Millennials have gotten serious press this year from Pew, NPR, The Huffington Post, The Atlantic, and the like. Amid their diversity, these roughly 80 million people appear to share several common traits. They are global citizens who want to act and impact locally, who crave meaning, seek entrepreneurialism, prioritize people and networks over institutions, and often profess different parameters of and pathways to success than previous generations. If Bailey is emblematic of her generation in any way, we have a lot to be hopeful about.
This year, Bailey started the Faith Matters Network (FMN), a “multi-faith alliance dedicated to building the power of people of faith to transform our social and economic systems.” The group focuses on the South and Midwest because both areas are significantly impacted by economic inequality and are highly religious. That is, there is a lot of work to be done and lots of people (theoretically) committed to doing it.

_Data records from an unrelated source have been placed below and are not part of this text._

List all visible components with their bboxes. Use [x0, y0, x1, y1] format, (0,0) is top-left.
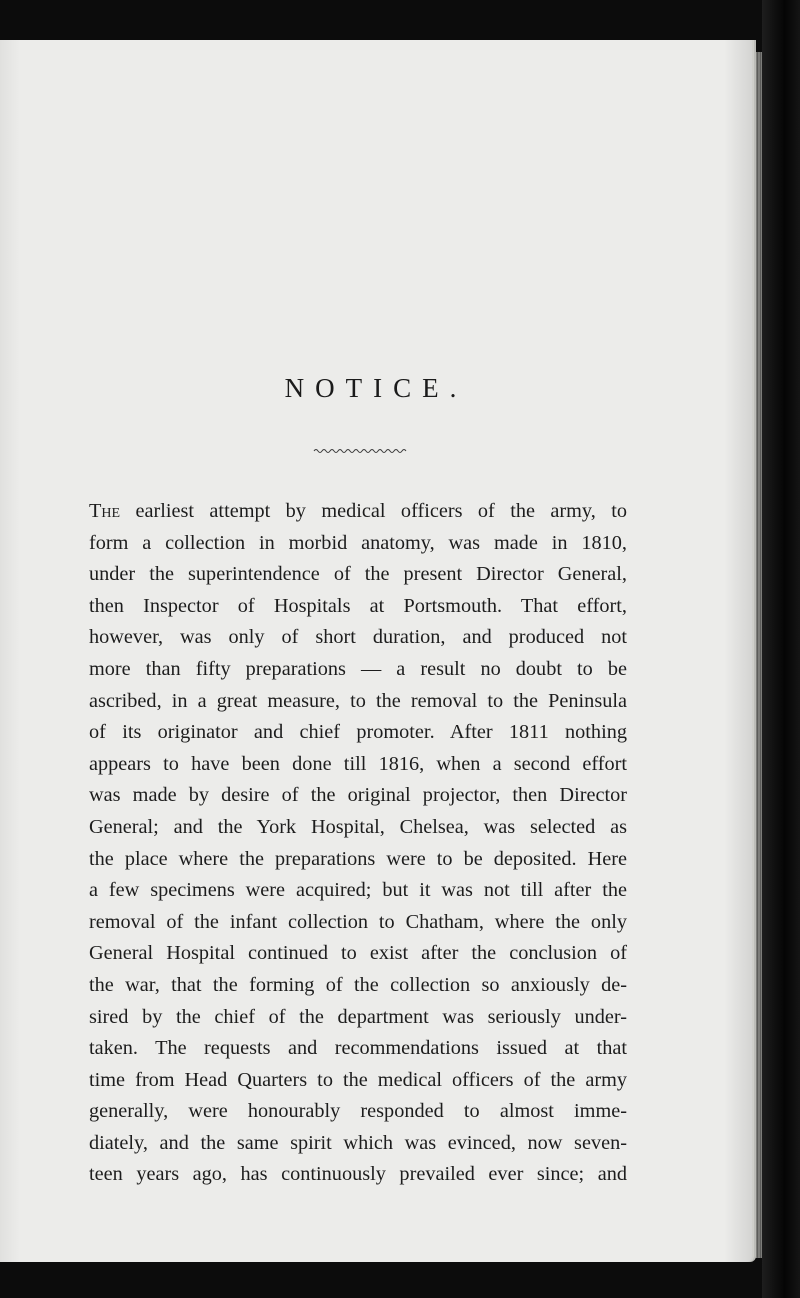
text-line: General Hospital continued to exist after the conclusion of: [89, 942, 627, 965]
text-line: of its originator and chief promoter. After 1811 nothing: [89, 721, 627, 744]
text-line: the war, that the forming of the collection so anxiously de-: [89, 973, 627, 996]
text-line: was made by desire of the original projector, then Director: [89, 784, 627, 807]
text-line: time from Head Quarters to the medical officers of the army: [89, 1068, 627, 1091]
text-line: form a collection in morbid anatomy, was made in 1810,: [89, 531, 627, 554]
text-line: ascribed, in a great measure, to the removal to the Peninsula: [89, 689, 627, 712]
text-line: teen years ago, has continuously prevailed ever since; and: [89, 1163, 627, 1186]
text-line: appears to have been done till 1816, when a second effort: [89, 752, 627, 775]
text-line: then Inspector of Hospitals at Portsmouth. That effort,: [89, 594, 627, 617]
text-line: the place where the preparations were to be deposited. Here: [89, 847, 627, 870]
text-line: The earliest attempt by medical officers of the army, to: [89, 500, 627, 522]
text-line: sired by the chief of the department was seriously under-: [89, 1005, 627, 1028]
ornamental-rule: [312, 446, 408, 456]
book-page: [0, 40, 752, 1262]
text-line: taken. The requests and recommendations issued at that: [89, 1037, 627, 1060]
text-line: more than fifty preparations — a result no doubt to be: [89, 657, 627, 680]
text-line: diately, and the same spirit which was evinced, now seven-: [89, 1131, 627, 1154]
page-heading: NOTICE.: [284, 373, 468, 403]
text-line: a few specimens were acquired; but it was not till after the: [89, 879, 627, 902]
text-line: under the superintendence of the present Director General,: [89, 563, 627, 586]
page-edges: [752, 52, 762, 1258]
text-line: however, was only of short duration, and produced not: [89, 626, 627, 649]
first-word: The: [89, 500, 121, 522]
book-binding: [762, 0, 800, 1298]
text-line: removal of the infant collection to Chatham, where the only: [89, 910, 627, 933]
text-line: General; and the York Hospital, Chelsea, was selected as: [89, 815, 627, 838]
text-line: generally, were honourably responded to almost imme-: [89, 1100, 627, 1123]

In addition to connecting folks with resources and partner organizations, FMN has two main programs: faith “collaboratories” and transformational storytelling. The first is a new form of gathering “communities of praxis” to work together to tackle local challenges. The second recognizes the power of story to connect us, one to another, and to get people to pay attention.
Why try to understand a complex problem such as economic injustice? For Bailey, it’s Jesus and the hope that comes in the gospel. The U.S., one of the wealthiest nations in the world, has a 14.5 percent poverty rate, with 45.3 million people and one in five children living in poverty. In the face of this ugliness, Bailey is buoyed by the gospel’s teaching that God is on the side of the poor, the outcast, and the marginalized. Of the world’s highly developed countries, the U.S. has the largest income inequality, and the poor are disproportionately affected by global problems such as climate change and national challenges such as access to quality education.
Recognizing this systemic failure, Bailey recalls the stories of the church mothers about “making a way out of no way.” FMN places economic and climate justice at the core of its mission and calls for a faith-led revolution to tackle these problems at the local level.
Consumer-product analysts want to know how millennials spend their money. City planners want to make their locales attractive to a young, mobile population. Faith and civic communities are paying attention to inspired and capable young people such as Bailey because they’re powerful and they’re looking to collaborate. The FMN is the product of Bailey’s fellowship with the Nathan Cummings Foundation; philanthropists are paying attention, too.
The song “People Get Ready” was inspired by the 1965 March on Washington and reflects Curtis Mayfield’s experience of growing up in a Chicago church. Two years before, 34-year-old Martin Luther King Jr. had penned this in his Letter from a Birmingham Jail: “Injustice anywhere is a threat to justice everywhere,” a quote prominent on the “What We Do” section of the FMN website. The interfaith movement is rooted, inspired, and “glocal,” and we would all do well to pay attention to millennials such as Rev. Jen Bailey who are leading the way.